Computer Science Colloquia
Wednesday, April 24, 2013
Advisor: Kevin Skadron
Attending Faculty: Sudhanva Gurumurthi (Chair), Jack Davidson, Mircea Stan, and Westley Weimer
2:00 PM, Rice Hall, Rm. 242
PhD Dissertation Presentation
Rate Matching to Improve the Performance and Energy Efficiency of GPU Systems
Graphics processing units (GPUs) have attracted enormous interest over the past decade due to substantial increases in both performance and programmability. Programmers can potentially leverage GPUs for substantial performance gains, but at the cost of significant software engineering effort. In practice, most GPU applications do not effectively utilize all of the available resources in a system: they either fail to use a resource at all or use a resource to less than its full potential. This underutilization can hurt both performance and energy efficiency.
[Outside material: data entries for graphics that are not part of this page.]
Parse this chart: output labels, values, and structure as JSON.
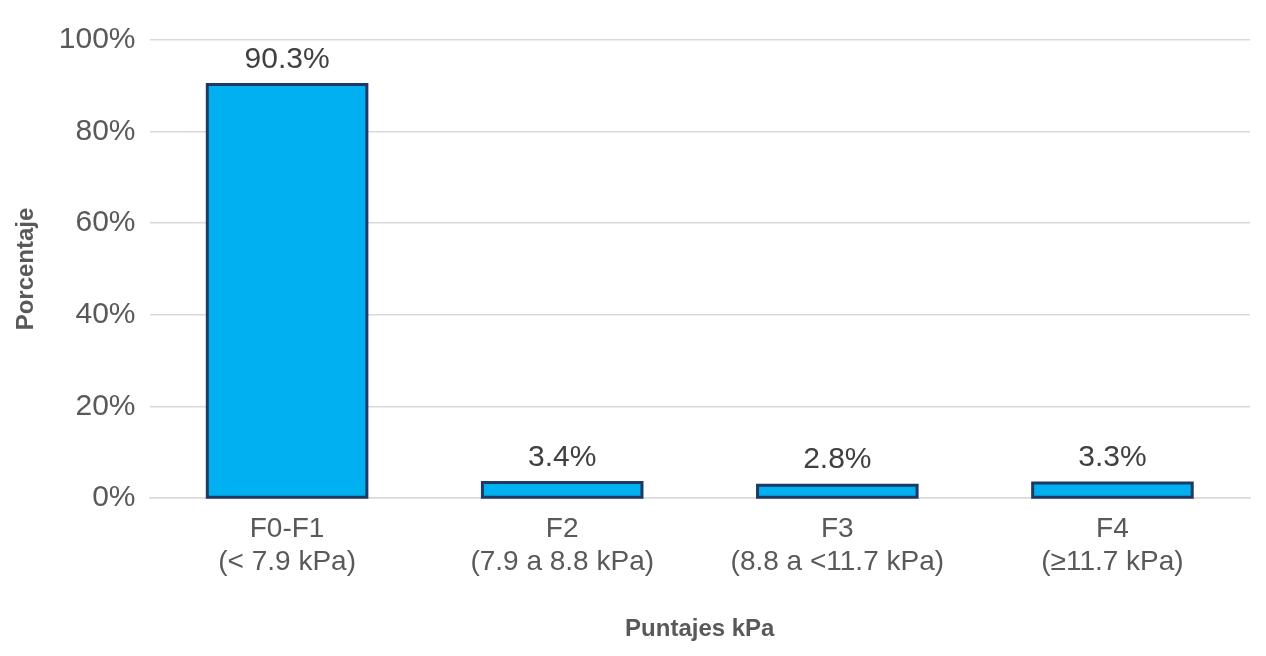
{
  "chart_data": {
    "type": "bar",
    "xlabel": "Puntajes kPa",
    "ylabel": "Porcentaje",
    "categories": [
      "F0-F1\n(< 7.9 kPa)",
      "F2\n(7.9 a 8.8 kPa)",
      "F3\n(8.8 a <11.7 kPa)",
      "F4\n(≥11.7 kPa)"
    ],
    "values": [
      90.3,
      3.4,
      2.8,
      3.3
    ],
    "value_labels": [
      "90.3%",
      "3.4%",
      "2.8%",
      "3.3%"
    ],
    "color": "#00b0f0",
    "ylim": [
      0,
      100
    ],
    "yticks": [
      {
        "value": 0,
        "label": "0%"
      },
      {
        "value": 20,
        "label": "20%"
      },
      {
        "value": 40,
        "label": "40%"
      },
      {
        "value": 60,
        "label": "60%"
      },
      {
        "value": 80,
        "label": "80%"
      },
      {
        "value": 100,
        "label": "100%"
      }
    ],
    "grid": "y",
    "legend": false
  }
}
In this dissertation, we frame this underutilization as a rate matching problem: the rate at which requests arrive at a resource does not match the rate at which that resource completes those requests. This problem is challenging because the completion rate of a given resource is highly application dependent and may also change significantly at run-time in response to system- or application-level changes. We present novel techniques for automatically solving this rate matching problem to improve performance and energy efficiency.
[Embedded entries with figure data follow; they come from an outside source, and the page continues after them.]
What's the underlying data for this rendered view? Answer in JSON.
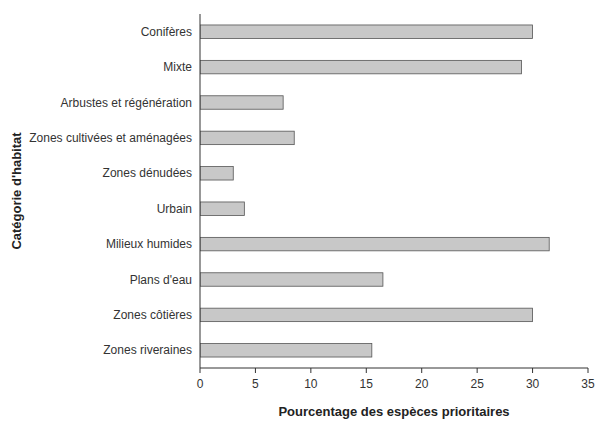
{
  "chart_data": {
    "type": "bar",
    "orientation": "horizontal",
    "categories": [
      "Zones riveraines",
      "Zones côtières",
      "Plans d'eau",
      "Milieux humides",
      "Urbain",
      "Zones dénudées",
      "Zones cultivées et aménagées",
      "Arbustes et régénération",
      "Mixte",
      "Conifères"
    ],
    "values": [
      15.5,
      30.0,
      16.5,
      31.5,
      4.0,
      3.0,
      8.5,
      7.5,
      29.0,
      30.0
    ],
    "color": "#c8c8c8",
    "xlabel": "Pourcentage des espèces prioritaires",
    "ylabel": "Catégorie d'habitat",
    "xlim": [
      0,
      35
    ],
    "xticks": [
      0,
      5,
      10,
      15,
      20,
      25,
      30,
      35
    ],
    "grid": false
  }
}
First, to better understand the challenges of leveraging a GPU, we present as a case study our experiences accelerating a computationally intensive video tracking application from systems biology. Although we were able to improve performance by 26x relative to the best CPU implementation, we encountered significant challenges along the way and had to leverage non-obvious optimization strategies. Based on the lessons we learned, we present general guidelines for optimizing GPU applications as well as recommendations for system-level changes that would simplify the development of high-performance GPU applications.
Next, we address underutilization at the system level by using load balancing to improve performance. We propose a dynamic scheduling algorithm that automatically and efficiently divides the execution of a data-parallel kernel across multiple, possibly heterogeneous GPUs. We show that our scheduler can nearly match the performance of an unrealistic static scheduler when device performance is fixed, and can provide better performance when device performance varies.
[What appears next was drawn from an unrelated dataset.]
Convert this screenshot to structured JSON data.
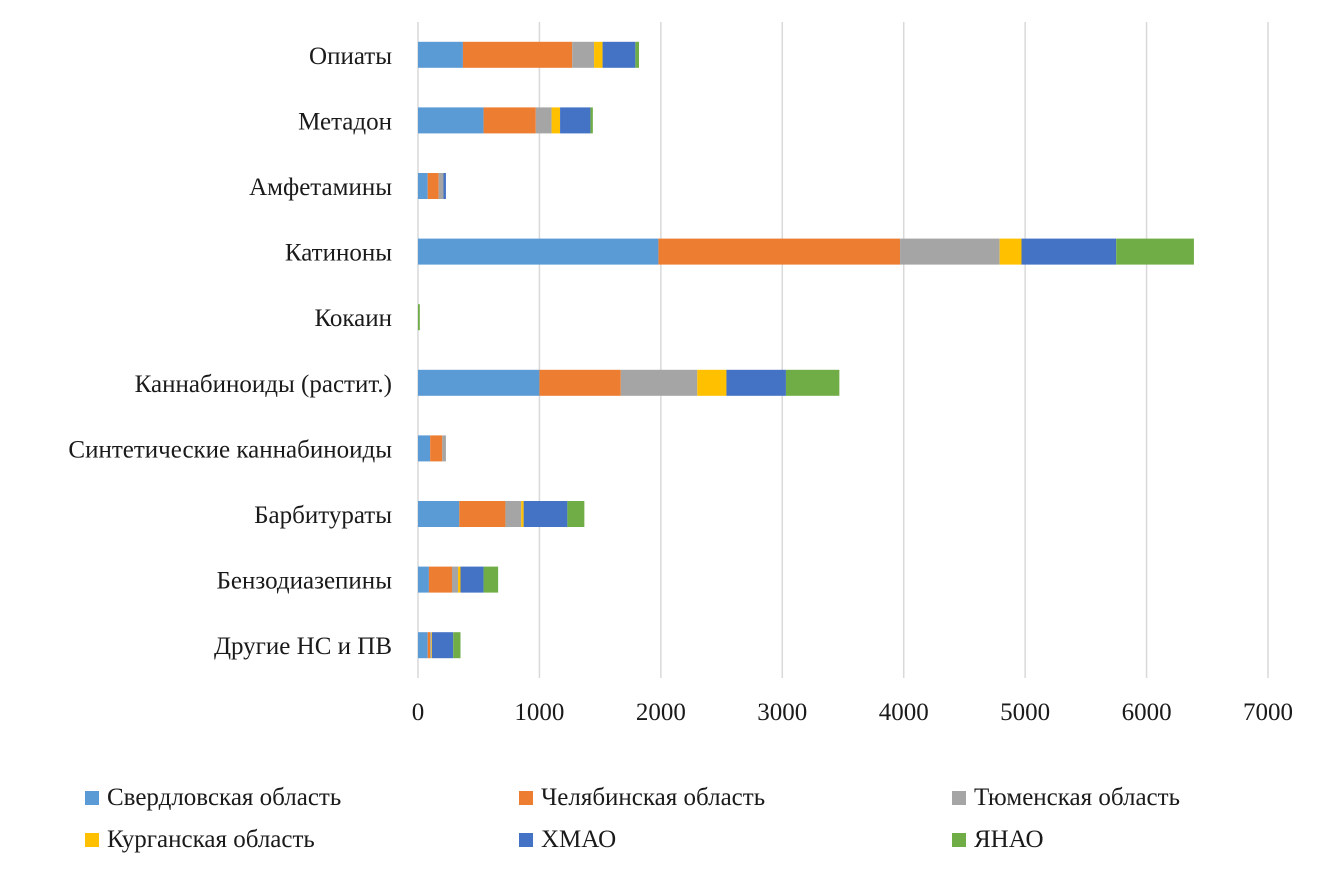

Finally, we address underutilization within the GPU by using frequency scaling to improve energy efficiency. We propose a novel algorithm for predicting the energy-optimal GPU clock frequencies for an arbitrary kernel. Using power measurements from real systems, we demonstrate that our algorithm improves significantly on the state of the art across multiple generations of GPUs. We also propose and evaluate techniques for decreasing the CPU's energy consumption during GPU computation.
The techniques presented in this dissertation can be used to improve the performance and energy efficiency of GPU applications with no programmer effort or software modifications required. As the diversity of available hardware systems continues to increase, automatic techniques such as these will become critical for software to fully realize the benefits of future hardware improvements.